My flight of fancy incorporates media quotes from mother and daughter, but who knows how the conversation really went when Ashley Dupré phoned home to her mother, Carolyn Capalbo, with the news that she'd become famous overnight, just like she'd always dreamed of. America has become entranced with this 21st-century version of Fanny Hill. Since when was prostitution a career move? Since forever, actually.
A wife who does little in exchange for being supported, a professional fiancée or girlfriend - we all know these women who live on the gravy train. Throughout history we've had concubines, geishas, call-girls, courtesans, mistresses, models - each of these a potential euphemism, fairly or not, for prostitution. Even in literature and the arts, prostitutes have had a freedom wives can only envy. While the pitiful ones sell themselves on the streets, those who are "artists" can name their price.
Ashley Dupré may be a high-school drop-out, but she has this knowledge in her bones. "I am all about my music, and my music is all about me," she says. "It flows from what I've been through, what I've seen and how I feel . . . I love who I am." Maybe so, maybe not.
And then there's Dupré's opposite, the Manhattan charity wife, Silda Wall Spitzer, standing by her man like fragrant Mrs Archer. Silda, who says her name comes from the Old German for "Teutonic warrior maiden", surrendered her career as a corporate lawyer to be the full-time wife of Eliot Spitzer, a difficult, moralistic man known as "Mr Clean" before his dirty pay-per-encounter sex life was revealed.
Comparing Ashley and Silda, who would you rather be? Ashley, with her life ahead of her and media offers flowing in (for the next few weeks anyway)? Or Silda, enduring a power-marriage that has lost its sheen now that Spitzer is no longer governor? Both, from a feminist perspective, have sold out, giving up some aspect of their integrity (a career, dignity and a body in Silda's case, merely a body in Ashley's) in the service of a powerful man.
Silda now holds her husband by the short hairs. She's reported to have a close relationship with her mother-in-law, which means she's bent on not disgracing her husband's family - and that's worth a lot to a clan with the wealth the Spitzers have.

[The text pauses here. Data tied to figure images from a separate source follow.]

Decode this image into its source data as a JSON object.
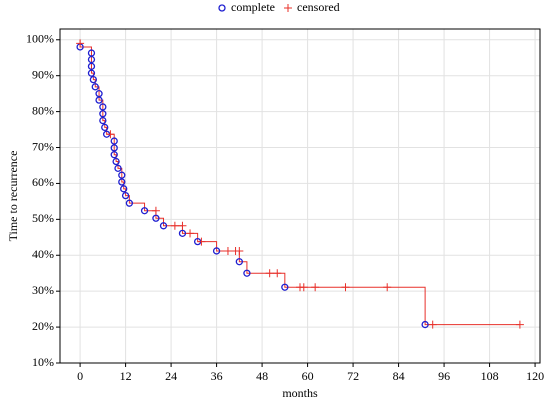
{
  "chart_data": {
    "type": "survival",
    "xlabel": "months",
    "ylabel": "Time to recurrence",
    "xlim": [
      -5.3,
      121.3
    ],
    "ylim": [
      10,
      103
    ],
    "xticks": [
      0,
      12,
      24,
      36,
      48,
      60,
      72,
      84,
      96,
      108,
      120
    ],
    "yticks": [
      {
        "value": 10,
        "label": "10%"
      },
      {
        "value": 20,
        "label": "20%"
      },
      {
        "value": 30,
        "label": "30%"
      },
      {
        "value": 40,
        "label": "40%"
      },
      {
        "value": 50,
        "label": "50%"
      },
      {
        "value": 60,
        "label": "60%"
      },
      {
        "value": 70,
        "label": "70%"
      },
      {
        "value": 80,
        "label": "80%"
      },
      {
        "value": 90,
        "label": "90%"
      },
      {
        "value": 100,
        "label": "100%"
      }
    ],
    "grid": true,
    "curve": {
      "color": "#e8302a",
      "x": [
        0,
        0,
        3,
        3,
        3.5,
        3.5,
        4,
        4,
        5,
        5,
        6,
        6,
        6.5,
        6.5,
        7,
        7,
        9,
        9,
        9.5,
        9.5,
        10,
        10,
        11,
        11,
        11.5,
        11.5,
        12,
        12,
        13,
        13,
        17,
        17,
        20,
        20,
        22,
        22,
        27,
        27,
        31,
        31,
        36,
        36,
        42,
        42,
        44,
        44,
        54,
        54,
        91,
        91,
        116
      ],
      "y": [
        100,
        98,
        98,
        90.7,
        90.7,
        88.9,
        88.9,
        86.9,
        86.9,
        83.2,
        83.2,
        77.5,
        77.5,
        75.6,
        75.6,
        73.7,
        73.7,
        68,
        68,
        66.1,
        66.1,
        64.2,
        64.2,
        60.4,
        60.4,
        58.5,
        58.5,
        56.6,
        56.6,
        54.5,
        54.5,
        52.4,
        52.4,
        50.3,
        50.3,
        48.2,
        48.2,
        46.1,
        46.1,
        43.8,
        43.8,
        41.2,
        41.2,
        38.2,
        38.2,
        35,
        35,
        31.1,
        31.1,
        20.7,
        20.7
      ]
    },
    "series": [
      {
        "name": "complete",
        "marker": "circle",
        "color": "#1f1fd0",
        "x": [
          0,
          3,
          3,
          3,
          3,
          3.5,
          4,
          5,
          5,
          6,
          6,
          6,
          6.5,
          7,
          9,
          9,
          9,
          9.5,
          10,
          11,
          11,
          11.5,
          12,
          13,
          17,
          20,
          22,
          27,
          31,
          36,
          42,
          44,
          54,
          91
        ],
        "values": [
          98,
          96.3,
          94.5,
          92.6,
          90.7,
          88.9,
          86.9,
          85,
          83.2,
          81.3,
          79.4,
          77.5,
          75.6,
          73.7,
          71.8,
          69.9,
          68,
          66.1,
          64.2,
          62.3,
          60.4,
          58.5,
          56.6,
          54.5,
          52.4,
          50.3,
          48.2,
          46.1,
          43.8,
          41.2,
          38.2,
          35,
          31.1,
          20.7
        ]
      },
      {
        "name": "censored",
        "marker": "plus",
        "color": "#e8302a",
        "x": [
          0,
          8,
          20,
          25,
          27,
          29,
          32,
          39,
          41,
          42,
          50,
          52,
          58,
          59,
          62,
          70,
          81,
          93,
          116
        ],
        "values": [
          99,
          73.7,
          52.4,
          48.2,
          48.2,
          46.1,
          43.8,
          41.2,
          41.2,
          41.2,
          35,
          35,
          31.1,
          31.1,
          31.1,
          31.1,
          31.1,
          20.7,
          20.7
        ]
      }
    ]
  }
}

Playing the forgiving saint, as Hillary did with Bill, could pay off for Silda in terms of financial security, as long as she doesn't plan on running for political office.

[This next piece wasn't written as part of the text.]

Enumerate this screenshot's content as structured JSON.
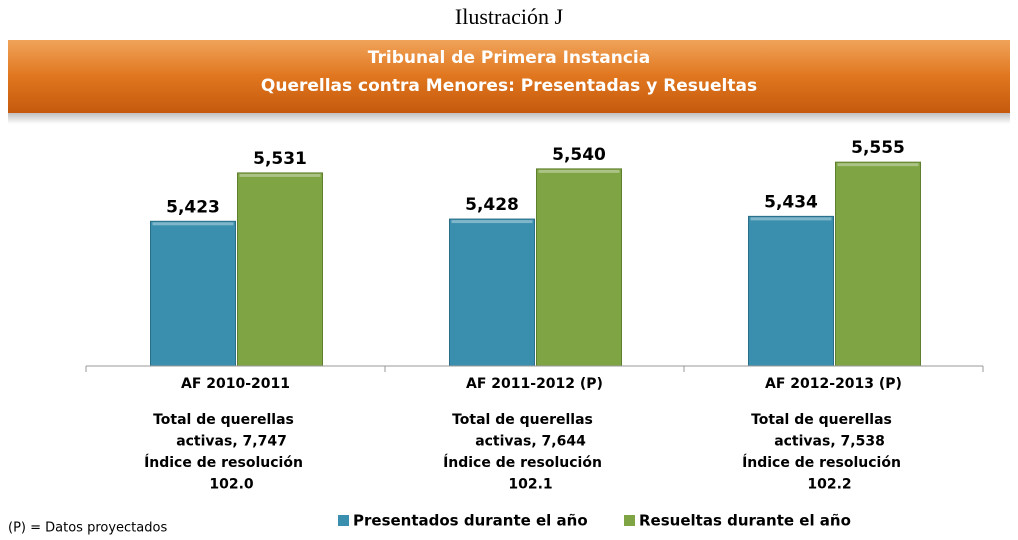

Ashley's power is ephemeral and depends on the expertise she hires to design her career trajectory, although with a reality show in the offing and perhaps a book, even a film and more of those R&B songs about the soul of a prostitute, she could make enough money in a year for a nice little nest-egg to tide her over until the next rich man comes along, maybe a husband this time.
I'm as entranced as everyone else, in case you couldn't tell. They're stereotypes, these two women. Silda, with her high-maintenance life and her Manhattan family values (only original artwork by family members allowed to hang on the walls), arrived in the higher echelons the day she met Spitzer at Harvard, and nobody's going to push her off that pedestal. Ashley is also the kind of woman you meet in New York. Living in an expensive apartment with no visible means of support, her Jersey accent betraying her origins, her desire to "network" makes every social meeting a potential breakthrough for her musical career.
We have Ashleys in Dublin, of course, just as we've had one or two miserable political wives. Just type "call girls Dublin" into your search engine and you'll find photographs of nearly naked girls that make the Emperor's Club's website (linked to Eliot Spitzer) look tame.
One website trumpets a system whereby independent call girls advertise for and visit clients, eliminating brothels, the "nasty pimp" and the risk of "an encounter with the gardaí". This plan didn't work for Eliot Spitzer, but maybe it works here for the great and the good who are so inclined. When was the last time an Irish politician was outed as a heterosexual prostitute-user? And do we have the stomach for it? We don't. So if, like Ashley, you see prostitution as a stepping stone to a new career, move to New York or Hollywood, where you're more likely to get caught.